HESI LPN
HESI Fundamentals Test Bank
1. A nurse is preparing to administer 0.5 mL of oral single-dose liquid medication to a client. Which of the following actions should the nurse take?
- A. Gently shake the container of medication prior to administration
- B. Transfer the medication to a medicine cup
- C. Place the client in a semi-Fowler’s position for medication administration
- D. Verify the dosage by measuring the liquid before administering it
Correct answer: A
Rationale: The correct action for the nurse to take is to gently shake the container of liquid medication before administration. Shaking the container ensures proper mixing of the medication, which is important to maintain uniformity of the dose. Transferring the medication to a medicine cup (choice B) may not be necessary for a small volume like 0.5 mL. Placing the client in a semi-Fowler's position (choice C) is not directly related to administering liquid medication orally. Verifying the dosage by measuring the liquid (choice D) is important but does not address the specific action needed to prepare the medication for administration.
2. A healthcare professional is preparing to administer 0.9% sodium chloride (0.9% NaCl) 250 mL IV to infuse over 30 min. The drop factor of the manual IV tubing is 10 gtt/mL. How many gtt/min should the healthcare professional adjust the manual IV infusion to deliver? (Round the answer to the nearest whole number. Do not use a trailing zero.)
- A. 83 gtt/min
- B. 125 gtt/min
- C. 100 gtt/min
- D. 75 gtt/min
Correct answer: C
Rationale: To administer 250 mL over 30 min with a drop factor of 10 gtt/mL, the healthcare professional should adjust the IV infusion to deliver 100 gtt/min. The correct calculation is: (250 mL ÷ 30 min) x 10 gtt/mL = 100 gtt/min. This rate ensures the proper administration of the IV solution within the specified time frame. Choices A, B, and D are incorrect as they do not align with the accurate calculation based on the provided data.

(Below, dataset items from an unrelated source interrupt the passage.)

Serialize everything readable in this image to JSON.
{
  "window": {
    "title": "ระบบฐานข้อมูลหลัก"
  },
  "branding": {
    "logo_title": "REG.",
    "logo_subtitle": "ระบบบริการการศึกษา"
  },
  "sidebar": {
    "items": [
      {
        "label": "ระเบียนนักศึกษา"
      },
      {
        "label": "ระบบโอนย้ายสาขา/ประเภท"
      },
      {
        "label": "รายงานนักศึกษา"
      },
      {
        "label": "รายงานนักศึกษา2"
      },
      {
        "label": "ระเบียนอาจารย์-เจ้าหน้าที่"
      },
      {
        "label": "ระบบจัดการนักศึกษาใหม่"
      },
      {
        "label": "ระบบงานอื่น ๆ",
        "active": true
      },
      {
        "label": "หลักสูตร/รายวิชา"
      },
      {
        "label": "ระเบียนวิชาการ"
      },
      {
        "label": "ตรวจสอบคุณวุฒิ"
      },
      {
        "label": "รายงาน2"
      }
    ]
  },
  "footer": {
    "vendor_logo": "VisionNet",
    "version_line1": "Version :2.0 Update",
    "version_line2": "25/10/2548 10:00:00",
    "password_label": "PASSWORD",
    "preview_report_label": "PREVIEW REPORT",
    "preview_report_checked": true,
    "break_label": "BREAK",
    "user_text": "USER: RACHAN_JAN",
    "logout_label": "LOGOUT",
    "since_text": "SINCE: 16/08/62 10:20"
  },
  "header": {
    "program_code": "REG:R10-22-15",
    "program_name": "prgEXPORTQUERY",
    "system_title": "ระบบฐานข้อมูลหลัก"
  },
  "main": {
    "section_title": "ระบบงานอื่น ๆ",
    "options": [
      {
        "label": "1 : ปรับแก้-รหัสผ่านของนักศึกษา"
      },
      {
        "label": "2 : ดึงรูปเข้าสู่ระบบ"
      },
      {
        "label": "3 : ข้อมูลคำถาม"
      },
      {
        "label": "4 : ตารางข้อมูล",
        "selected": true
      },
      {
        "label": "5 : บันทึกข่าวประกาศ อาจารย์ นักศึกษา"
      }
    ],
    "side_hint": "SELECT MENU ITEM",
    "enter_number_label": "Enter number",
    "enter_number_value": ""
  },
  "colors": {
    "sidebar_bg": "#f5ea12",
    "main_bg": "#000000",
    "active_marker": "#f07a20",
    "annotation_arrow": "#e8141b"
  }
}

3. The client is preparing for discharge following treatment for heart failure. Which statement by the client indicates a need for further teaching?
- A. I will weigh myself every day at the same time.
- B. I will call my doctor if my legs swell more.
- C. I will take my water pill only when I feel short of breath.
- D. I will limit the amount of salt in my diet.
Correct answer: C
Rationale: The correct answer is C. Taking water pills (diuretics) only when feeling short of breath is incorrect. Diuretics should be taken regularly as prescribed to manage fluid retention. Option A is correct as daily weight monitoring helps track for fluid retention. Option B is correct as worsening leg swelling should prompt contacting the healthcare provider. Option D is correct as limiting salt intake is essential in managing heart failure. Therefore, option C is the statement that indicates a need for further teaching.
4. A male client presents to the clinic stating that he has a high-stress job and is having difficulty falling asleep at night. The client reports having a constant headache and is seeking medication to help with sleep. Which intervention should the nurse implement?
- A. Determine the client's sleep and activity pattern
- B. Obtain a prescription for the client to take when stressed
- C. Refer the client for a sleep study and neurological follow-up
- D. Teach coping strategies to use when feeling stressed
Correct answer: A
Rationale: The correct intervention for the nurse to implement in this scenario is to determine the client's sleep and activity pattern. By assessing the client's patterns, the nurse can identify factors contributing to the sleep issues and tailor appropriate interventions. Choice B is incorrect because prescribing medication without a comprehensive assessment is not the initial step. Choice C is unnecessary at this stage as the client's symptoms are likely related to stress rather than a neurological disorder. Choice D, while important, should come after understanding the client's sleep patterns to provide holistic care. Therefore, option A is the best choice to address the client's sleep difficulties and headaches effectively.
5. The nurse is caring for an adult who has fluid volume excess. When weighing the client, the nurse should:
- A. Weigh the client upon rising
- B. Weigh the client at different times of the day
- C. Weigh the client after meals
- D. Weigh the client weekly
Correct answer: A
Rationale: Weighing the client upon rising is the correct approach when caring for a client with fluid volume excess. Weighing the client in the morning upon rising provides a consistent and accurate measure of weight, as it helps to eliminate the influence of daily fluctuations that can occur throughout the day. Weighing at different times of the day (choice B) may lead to inconsistent measurements due to variations in food intake, hydration status, and other factors. Weighing the client after meals (choice C) can also lead to inaccurate readings as food and fluid intake can affect weight. Weighing the client weekly (choice D) is not frequent enough to monitor changes in weight accurately for a client with fluid volume excess.